Photographing basketball player Kevin Garnett, back in 2001, was a notable exception. That was partly because he’s a good-natured person, and partly because he was doing the shoot for an article linked to the launch of his own clothing brand. Kevin Garnett is a huge name in American sport. He played for NBA teams for 21 seasons, between 1995 and 2016, and is considered one of the sport’s true superstars.
I was commissioned to photograph him for American GQ magazine, so there was a good budget and I had the benefit of working with a stylist. I asked the stylist to provide some props that reflected the theme of making clothes, such as some tailor’s dummies and a pair of tailor’s scissors. The idea itself wasn’t particularly original, but it led to what I think is a very interesting portrait. The shoot took place in Red Earth Studios in London, which had a tall ceiling and a skylight which gave wonderful north light.

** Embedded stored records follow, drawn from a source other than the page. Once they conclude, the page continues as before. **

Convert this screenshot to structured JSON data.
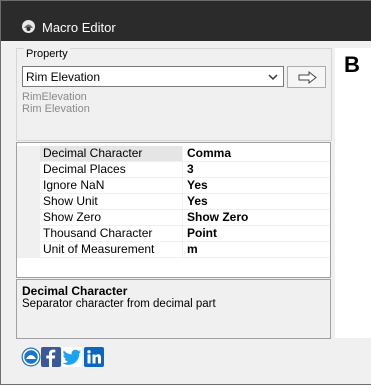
{
  "window": {
    "title": "Macro Editor",
    "app_icon": "app-logo-icon"
  },
  "property": {
    "group_label": "Property",
    "selected": "Rim Elevation",
    "dropdown_icon": "chevron-down-icon",
    "navigate_icon": "arrow-right-icon",
    "internal_name": "RimElevation",
    "display_name": "Rim Elevation"
  },
  "right_panel": {
    "letter": "B"
  },
  "properties_grid": {
    "rows": [
      {
        "name": "Decimal Character",
        "value": "Comma",
        "selected": true
      },
      {
        "name": "Decimal Places",
        "value": "3"
      },
      {
        "name": "Ignore NaN",
        "value": "Yes"
      },
      {
        "name": "Show Unit",
        "value": "Yes"
      },
      {
        "name": "Show Zero",
        "value": "Show Zero"
      },
      {
        "name": "Thousand Character",
        "value": "Point"
      },
      {
        "name": "Unit of Measurement",
        "value": "m"
      }
    ]
  },
  "description": {
    "title": "Decimal Character",
    "text": "Separator character from decimal part"
  },
  "social": [
    {
      "name": "web-icon",
      "color": "#1e74c6"
    },
    {
      "name": "facebook-icon",
      "color": "#3b5998"
    },
    {
      "name": "twitter-icon",
      "color": "#1da1f2"
    },
    {
      "name": "linkedin-icon",
      "color": "#0a66c2"
    }
  ]
}
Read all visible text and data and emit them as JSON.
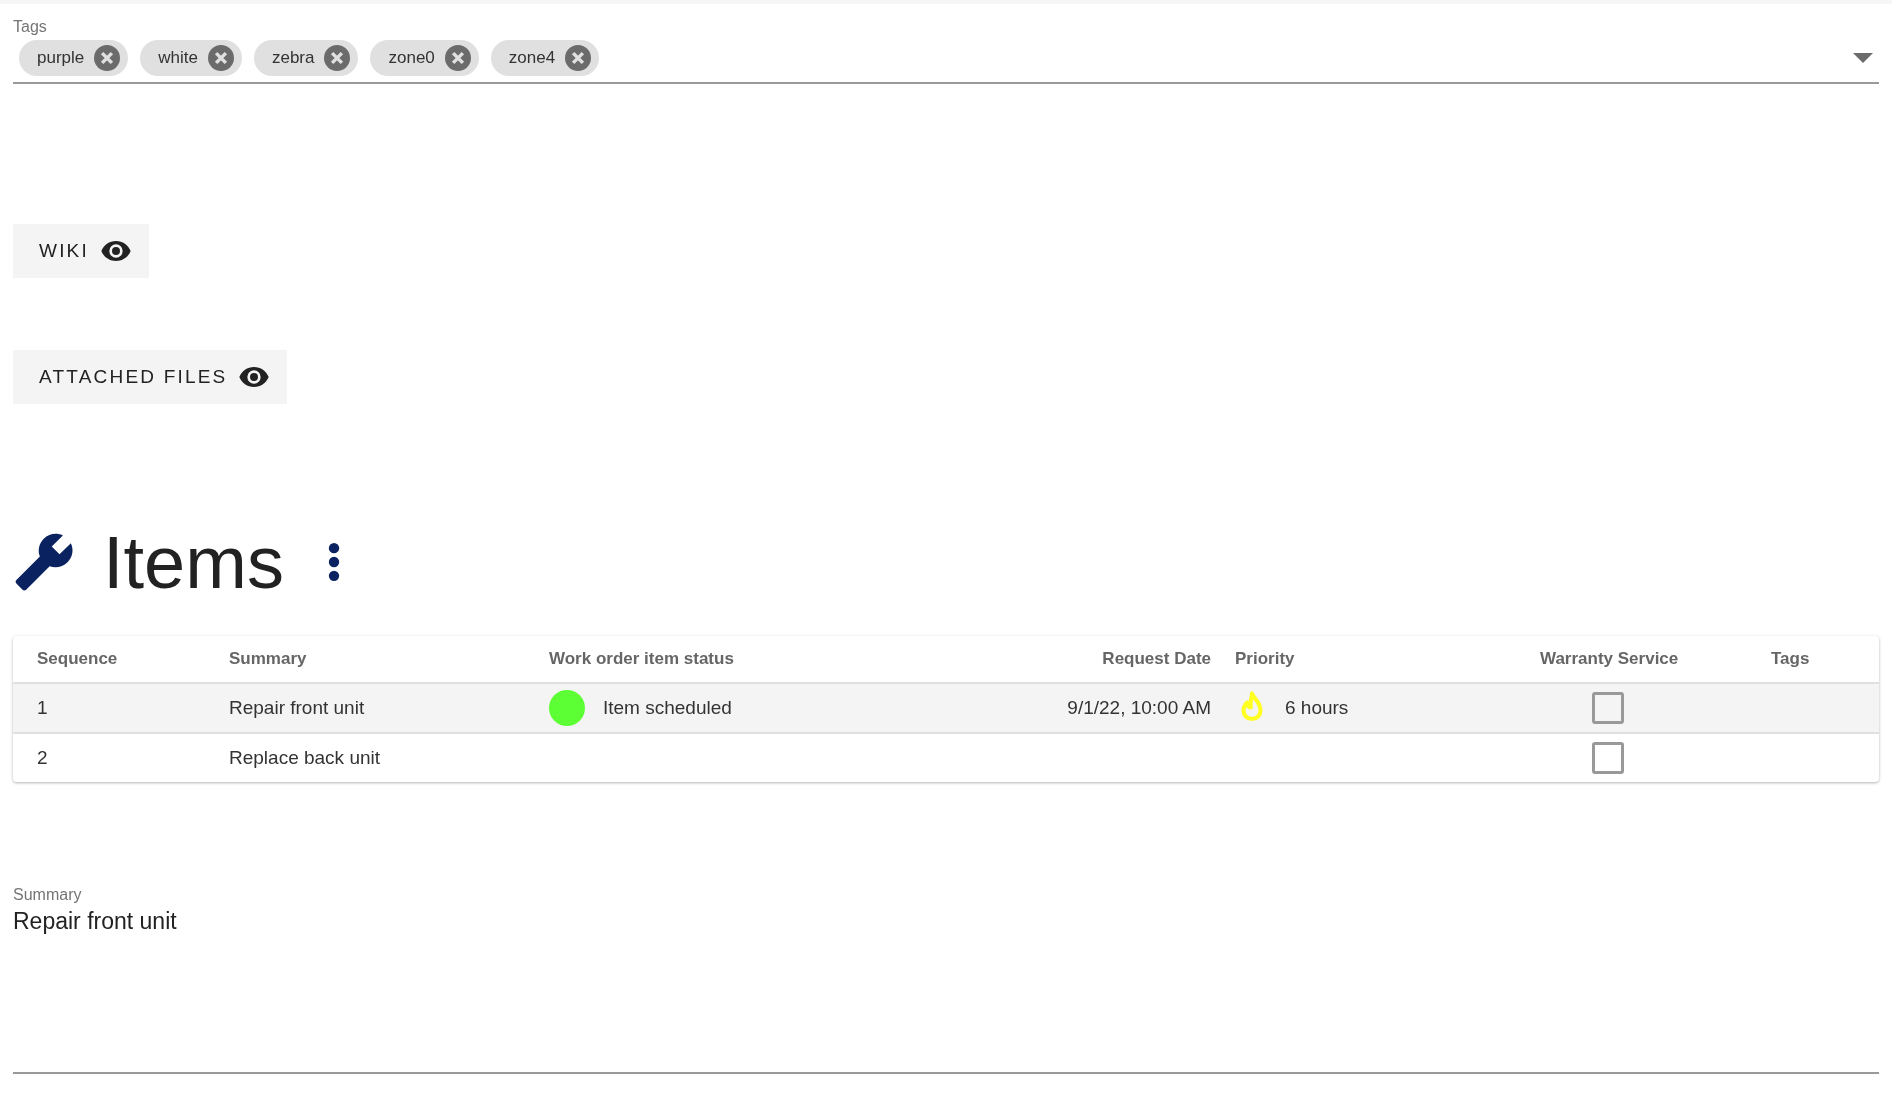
{
  "tags_field": {
    "label": "Tags",
    "chips": [
      {
        "label": "purple"
      },
      {
        "label": "white"
      },
      {
        "label": "zebra"
      },
      {
        "label": "zone0"
      },
      {
        "label": "zone4"
      }
    ]
  },
  "sections": [
    {
      "label": "WIKI"
    },
    {
      "label": "ATTACHED FILES"
    }
  ],
  "items": {
    "title": "Items",
    "table": {
      "columns": [
        "Sequence",
        "Summary",
        "Work order item status",
        "Request Date",
        "Priority",
        "Warranty Service",
        "Tags"
      ],
      "rows": [
        {
          "selected": true,
          "sequence": "1",
          "summary": "Repair front unit",
          "status": {
            "label": "Item scheduled",
            "color": "#5cff33"
          },
          "request_date": "9/1/22, 10:00 AM",
          "priority": "6 hours",
          "warranty_service": {
            "checked": false
          }
        },
        {
          "selected": false,
          "sequence": "2",
          "summary": "Replace back unit",
          "warranty_service": {
            "checked": false
          }
        }
      ]
    }
  },
  "summary_field": {
    "label": "Summary",
    "value": "Repair front unit"
  }
}
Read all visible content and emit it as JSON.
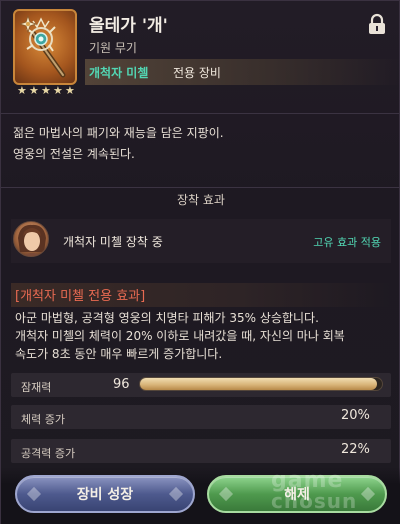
{
  "item": {
    "name": "올테가 '개'",
    "type": "기원 무기",
    "exclusive_owner": "개척자 미첼",
    "exclusive_label": "전용 장비",
    "stars": 5,
    "description_lines": [
      "젊은 마법사의 패기와 재능을 담은 지팡이.",
      "영웅의 전설은 계속된다."
    ]
  },
  "equip_section": {
    "title": "장착 효과",
    "equipped_text": "개척자 미첼 장착 중",
    "unique_effect_label": "고유 효과 적용"
  },
  "exclusive_effect": {
    "title": "[개척자 미첼 전용 효과]",
    "lines": [
      "아군 마법형, 공격형 영웅의 치명타 피해가 35% 상승합니다.",
      "개척자 미첼의 체력이 20% 이하로 내려갔을 때, 자신의 마나 회복",
      "속도가 8초 동안 매우 빠르게 증가합니다."
    ]
  },
  "stats": {
    "potential_label": "잠재력",
    "potential_value": "96",
    "potential_fill_fraction": 0.98,
    "rows": [
      {
        "label": "체력 증가",
        "value": "20%"
      },
      {
        "label": "공격력 증가",
        "value": "22%"
      }
    ]
  },
  "buttons": {
    "grow": "장비 성장",
    "release": "해제"
  },
  "watermark": {
    "line1": "game",
    "line2": "chosun"
  },
  "colors": {
    "accent_green": "#52d6b3",
    "effect_red": "#e86a52",
    "star": "#e7d7a5"
  },
  "icons": {
    "lock": "lock-icon",
    "star": "star-icon",
    "item": "staff-icon",
    "avatar": "hero-avatar"
  }
}
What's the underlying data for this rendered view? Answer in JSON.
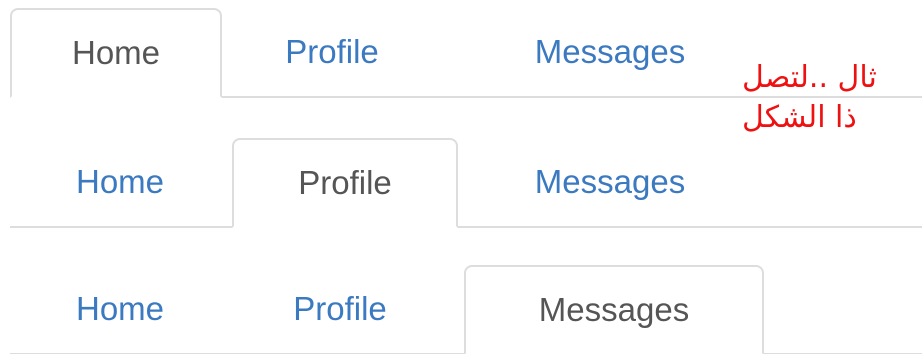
{
  "tab_groups": [
    {
      "active": "Home",
      "tabs": [
        "Home",
        "Profile",
        "Messages"
      ]
    },
    {
      "active": "Profile",
      "tabs": [
        "Home",
        "Profile",
        "Messages"
      ]
    },
    {
      "active": "Messages",
      "tabs": [
        "Home",
        "Profile",
        "Messages"
      ]
    }
  ],
  "annotation": {
    "line1": "ثال ..لتصل",
    "line2": "ذا الشكل"
  },
  "colors": {
    "link": "#3b79c0",
    "active_text": "#555555",
    "border": "#dddddd",
    "annotation": "#ee1111"
  }
}
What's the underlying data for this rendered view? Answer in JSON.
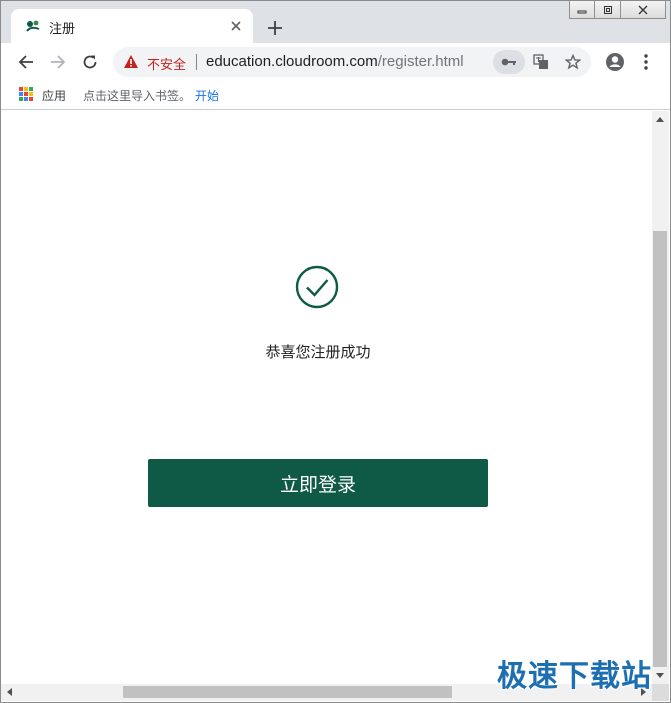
{
  "tab": {
    "title": "注册",
    "close_symbol": "✕",
    "new_tab_symbol": "+"
  },
  "window_controls": {
    "minimize_icon": "minimize-icon",
    "restore_icon": "restore-icon",
    "close_icon": "close-icon"
  },
  "toolbar": {
    "security_label": "不安全",
    "url_host": "education.cloudroom.com",
    "url_path": "/register.html"
  },
  "bookmarks": {
    "apps_label": "应用",
    "hint": "点击这里导入书签。",
    "start_link": "开始"
  },
  "main": {
    "success_message": "恭喜您注册成功",
    "login_button": "立即登录"
  },
  "watermark": "极速下载站",
  "colors": {
    "accent": "#0f5a47",
    "insecure": "#c5221f",
    "link": "#1a73e8"
  }
}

I always got really nice results there, so I was pleased it was available when I got the commission. If you’ve got good available light and a subject like Kevin Garnett, you’re already halfway there.
Photographing Garnett was an extraordinary experience, partly because of his physical presence. He’s very much the alpha male, and at the time I photographed him he was just 25 and at his physical peak. He’s just under 7ft tall and very athletic, but perfectly proportioned – just much bigger than most people. His hands were huge and his arms were similar in girth to my thighs. I’m just under 6ft tall, but that extra foot makes a big difference and I remember having to stand on a chair to shoot at his eye level. However, he was very easy-going and playful, like a big puppy – at one point he got me in a headlock while fooling around – and was happy to do whatever shots I requested.
For me, the best shot came completely spontaneously, and mainly arose from Garnett’s playfulness. Most of the dummies we had were quite conventional, but one of them, which I think was possibly from the 1930s, had a weird look. At one point, Garnett picked that dummy up and turned it to face him. I took several shots, some with him looking towards the camera, others with his mouth open. But one shot, showing him staring intently at the dummy’s face, had something special about it.
My reading of that picture is that there’s an element of homoeroticism about it: one man is staring out another man in a very overt way. But it also has an interesting racial dynamic: the white dummy has an angry and hostile expression, yet it’s completely powerless. I wasn’t consciously aware of these elements when I took the shot and they’re the kinds of things you can only notice after taking a picture. This is the sort of moment that gets you really excited as a photographer. I really love that picture, it’s definitely in my top ten favourite images from my commissioned portraits. However, I’m pretty sure it wasn’t used in the American GQ article because it didn’t fit the idea of it being a fashion-led shoot. More contrived images can go down well with a magazine in the short term, but they don’t stand the test of time, because on some level they lack authenticity. Sometimes, a great picture just happens in front of you and you just have to be alive to it.”